Le rectorat fait valoir une baisse démographique pour justifier les suppressions de postes. "La baisse des effectifs à la rentrée prochaine (- 902 élèves dans le 1er degré) permet de dégager une soixantaine de postes, dont seulement 16 doivent être rendus au ministère", selon le rectorat.

"La démographie fait qu'il y a moins d'élèves en Guadeloupe. Mais les suppressions de postes ne sont pas proportionnelles à la suppression du nombre d'élèves, cela signifie que le taux d'encadrement en Guadeloupe l'an prochain sera encore amélioré", a affirmé mercredi le ministre de l’Éducation nationale Jean-Michel Blanquer, répondant au Sénat à la sénatrice Victoire Jasmin (PS).
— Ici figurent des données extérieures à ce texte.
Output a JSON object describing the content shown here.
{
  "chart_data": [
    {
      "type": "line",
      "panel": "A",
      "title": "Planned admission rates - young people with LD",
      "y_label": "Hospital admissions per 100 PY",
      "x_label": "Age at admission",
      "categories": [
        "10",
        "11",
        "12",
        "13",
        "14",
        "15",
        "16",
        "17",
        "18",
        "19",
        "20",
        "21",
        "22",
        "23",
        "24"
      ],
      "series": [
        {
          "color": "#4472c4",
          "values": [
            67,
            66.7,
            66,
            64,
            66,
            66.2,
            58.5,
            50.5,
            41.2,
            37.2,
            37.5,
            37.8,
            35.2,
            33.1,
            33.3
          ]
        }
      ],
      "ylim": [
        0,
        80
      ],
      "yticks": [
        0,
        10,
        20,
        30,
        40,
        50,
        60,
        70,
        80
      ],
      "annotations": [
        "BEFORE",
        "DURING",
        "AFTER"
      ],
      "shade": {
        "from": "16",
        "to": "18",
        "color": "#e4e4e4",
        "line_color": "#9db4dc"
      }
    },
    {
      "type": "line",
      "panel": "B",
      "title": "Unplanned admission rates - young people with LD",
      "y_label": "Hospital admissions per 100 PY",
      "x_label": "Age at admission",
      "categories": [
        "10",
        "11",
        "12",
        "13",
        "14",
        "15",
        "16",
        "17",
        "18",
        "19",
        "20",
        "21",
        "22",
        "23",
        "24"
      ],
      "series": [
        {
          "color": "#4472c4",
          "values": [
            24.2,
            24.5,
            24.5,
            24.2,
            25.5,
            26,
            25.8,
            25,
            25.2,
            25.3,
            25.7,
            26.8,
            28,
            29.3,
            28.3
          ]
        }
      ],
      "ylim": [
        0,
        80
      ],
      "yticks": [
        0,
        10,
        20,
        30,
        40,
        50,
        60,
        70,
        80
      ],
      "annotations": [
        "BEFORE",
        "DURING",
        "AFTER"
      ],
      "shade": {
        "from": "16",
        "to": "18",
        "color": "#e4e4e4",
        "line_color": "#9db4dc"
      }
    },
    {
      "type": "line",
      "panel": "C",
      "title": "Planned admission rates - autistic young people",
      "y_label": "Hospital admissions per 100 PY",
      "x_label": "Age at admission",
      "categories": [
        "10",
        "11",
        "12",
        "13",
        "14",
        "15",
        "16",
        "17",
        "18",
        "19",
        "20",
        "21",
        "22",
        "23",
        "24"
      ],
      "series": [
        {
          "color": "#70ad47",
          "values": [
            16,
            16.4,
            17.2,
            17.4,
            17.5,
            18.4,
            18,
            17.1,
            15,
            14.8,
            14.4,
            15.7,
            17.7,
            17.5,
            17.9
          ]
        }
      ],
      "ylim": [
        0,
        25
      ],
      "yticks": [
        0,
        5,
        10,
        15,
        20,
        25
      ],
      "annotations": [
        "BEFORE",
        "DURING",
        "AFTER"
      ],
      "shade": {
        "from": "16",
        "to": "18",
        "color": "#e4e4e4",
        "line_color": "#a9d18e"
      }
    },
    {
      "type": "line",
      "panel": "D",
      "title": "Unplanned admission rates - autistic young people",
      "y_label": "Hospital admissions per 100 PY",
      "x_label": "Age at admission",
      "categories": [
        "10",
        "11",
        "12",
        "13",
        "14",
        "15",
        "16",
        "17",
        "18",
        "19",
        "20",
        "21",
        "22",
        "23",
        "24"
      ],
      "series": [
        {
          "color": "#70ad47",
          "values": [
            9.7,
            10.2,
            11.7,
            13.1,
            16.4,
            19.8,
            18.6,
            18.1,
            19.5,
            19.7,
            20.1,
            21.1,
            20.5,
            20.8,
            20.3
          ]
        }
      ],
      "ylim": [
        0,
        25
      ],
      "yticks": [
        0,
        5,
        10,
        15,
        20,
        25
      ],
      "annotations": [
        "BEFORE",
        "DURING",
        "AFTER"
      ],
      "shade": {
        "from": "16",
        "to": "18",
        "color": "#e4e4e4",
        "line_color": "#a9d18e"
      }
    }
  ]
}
Inquiets de la situation, les quatre députés de Guadeloupe, toutes tendances confondues, ont rencontré mercredi soir le ministre, avec pour objectif de "lui démontrer les spécificités de la Guadeloupe", notamment un "taux d'illettrisme deux fois plus fort" sur l'île, justifiant des efforts en effectifs.

Dans un communiqué jeudi, ils indiquent que "le ministre a suspendu les mesures de suppression de postes", "en attendant les conclusion d'une mission d'inspection générale" envoyée sur place pour examiner les conditions de préparation de la rentrée scolaire 2020.

Une mission parlementaire de la délégation aux Outre-mer de l'Assemblée nationale se rendra également sur place, "pour établir un diagnostic de l'état du système éducatif en Guadeloupe". Enfin, "dans la perspective de la future révision du dispositif d'éducation prioritaire", une commission de négociation mise en place par le recteur "examinera la situation de chaque établissement", précisent les députés.

Conséquences : les organisations syndicales ont appelé jeudi soir à la suspension de leur mouvement de grève, ajoute le rectorat.

Pas sûr que cela fasse changer d'avis Joëlle, maman de deux enfants en CE1 et 5e, qui a décidé de mettre son aînée dans le privé. "Ma fille n'a eu que deux ou trois jours de classe en janvier au collège".